Écologie, psychédéliques, physique quantique ; les années 1960/1970 furent prolifiques, de mille façons.

De jeunes physiciens de l’université de Berkeley trempant agréablement dans les sources chaudes californiennes, explorant à la fois le LSD et le théorème de Bell, allaient révolutionner notre cosmogonie. La réalité s’avérait infiniment plus complexe que nous ne l’avions crue, car elle variait en fonction de celui qui la regardait. L’observateur modifie ce qu’il observe. Autrement dit, il y participe. Il n’y a de réalité que subjective, personnelle.

Vinrent les années 1980. J’élevais mes enfants, pleinement concentrée sur les nécessités matérielles de la réalité en trois dimensions ; inspirée par les gestes qui sont bénéfiques pour la planète comme pour nous-mêmes. Manger bio, et local. Choisir des matériaux naturels, des énergies renouvelables. J’écrivais des articles destinés à alerter l’opinion sur les effets délétères – pour la santé de la Terre et pour la nôtre – de notre agriculture chimique.

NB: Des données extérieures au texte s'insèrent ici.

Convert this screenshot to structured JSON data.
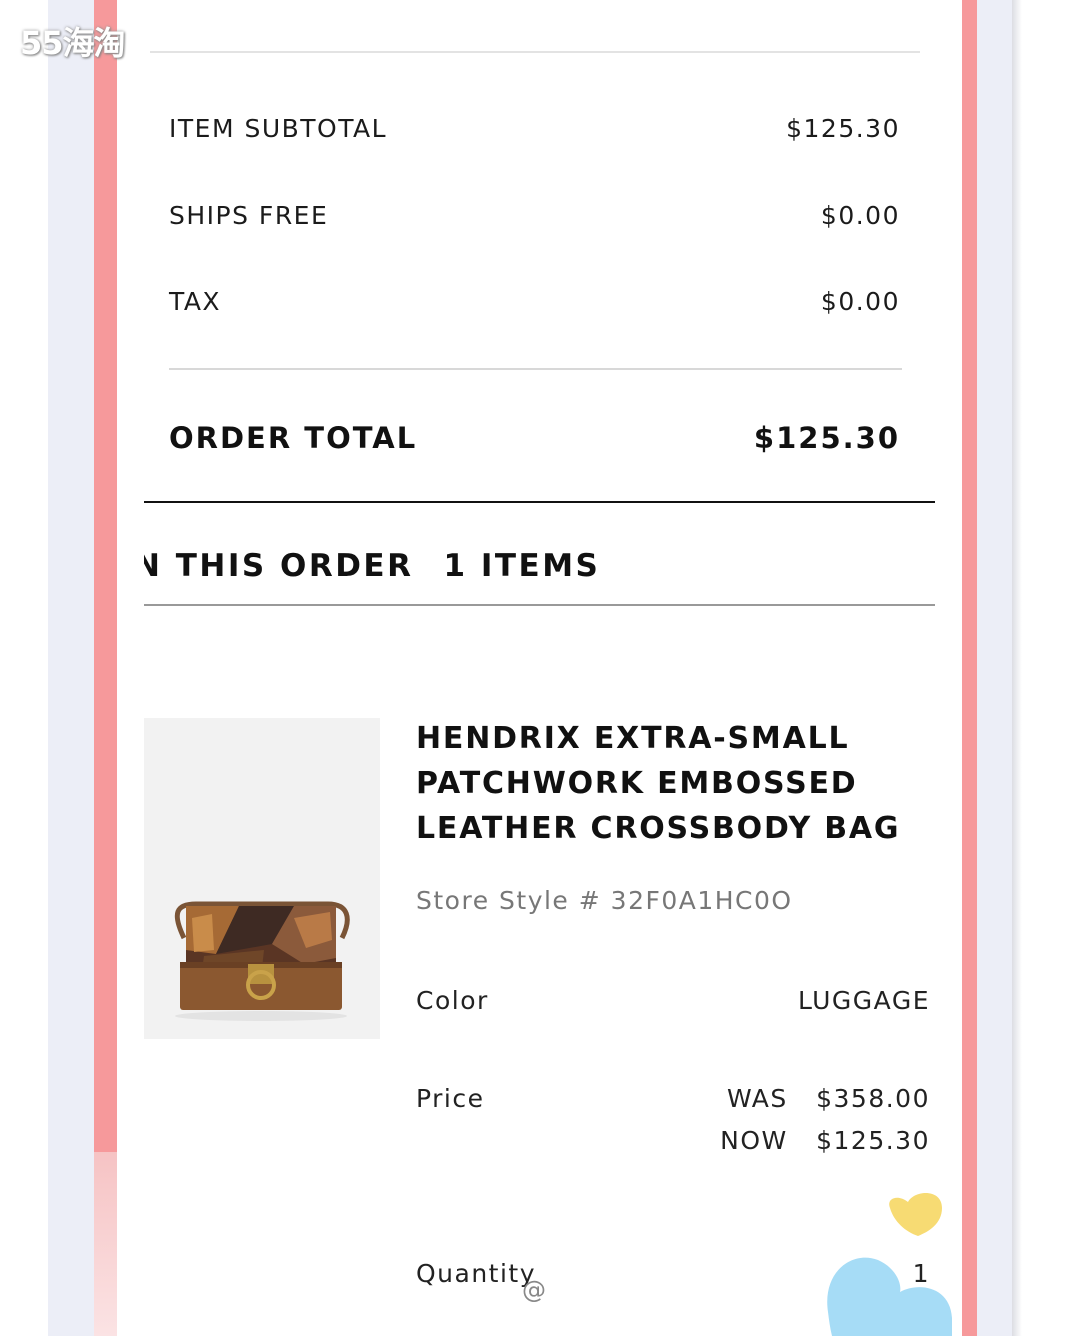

Puis ce furent les années 1990. Parfois, je m’interrogeais. J’avais l’impression que quelque chose m’échappait. Où était donc passée la bouillonnante énergie des années 1970, et le sentiment que tout était possible, si l’on voulait s’en donner la peine ? Où se trouvait la nouvelle « frontière », au sens que les Américains donnent à ce terme, c’est-à-dire la limite (sans cesse repoussée) qui sépare le connu de l’inconnu ?

Jusqu’à ce qu’un ami me fasse connaître la nouvelle génération de livres qui m’a fait renouer avec l’excitation que l’on ressent à défricher des contrées inexplorées. C’est avec délice que j’explore cette nouvelle frontière. Et j’observe, dans les écrits anglo-saxons, l’émergence d’un nouveau terme pour la décrire : « The Big Shift ». Le changement de niveau –  car c’est cela dont il s’agit : du passage à un nouveau niveau de conscience. D’une transformation radicale de notre système de pensée. Il s’agit, ni plus ni moins, de tourner la page de l’ère matérialiste.

La science a longtemps considéré que seul existait ce qu’elle savait expliquer. Que la conscience naît de la matière. Or il apparaît aujourd’hui que c’est l’inverse. La conscience précède la matière ; elle la crée. Conclusion inéluctable : on ne saurait régler un problème matériel avec des solutions matérielles. Pour modifier la réalité en profondeur, il faut en passer par le psychique, par le spirituel.

L’heure est venue de renouer avec ce que nous ne comprenons pas. Avec le mystère de la vie. La conscience ne résulte pas de la rencontre accidentelle d’atomes et de molécules. Nous sommes divins par essence. Nous co-créons le monde. L’univers est holographique. Toute partie est en relation cachée et instantanée avec toute autre. Le tout agit sur la partie et vice-versa. Changer notre réalité personnelle (la partie) est la seule façon dont nous puissions changer la réalité globale (le tout).

Divins par essence

Nous créons notre réalité par nos pensées – ou, plutôt, par nos croyances. Car celles-ci fonctionnent comme des aimants : elles attirent à elles des éléments de même niveau vibratoire (c’est ce que l’on nomme parfois la loi de l’attraction).

Seth, « l’essence de la personnalité d’une entité non incarnée » qui, dès la fin des années 1960, dicta mot à mot, à la virgule près, des livres entiers par la voix de Jane Roberts, l’exprime subtilement : « you get what you concentrate on ». Nous créons ce sur quoi nous faisons porter notre attention. Et cette notion est capitale.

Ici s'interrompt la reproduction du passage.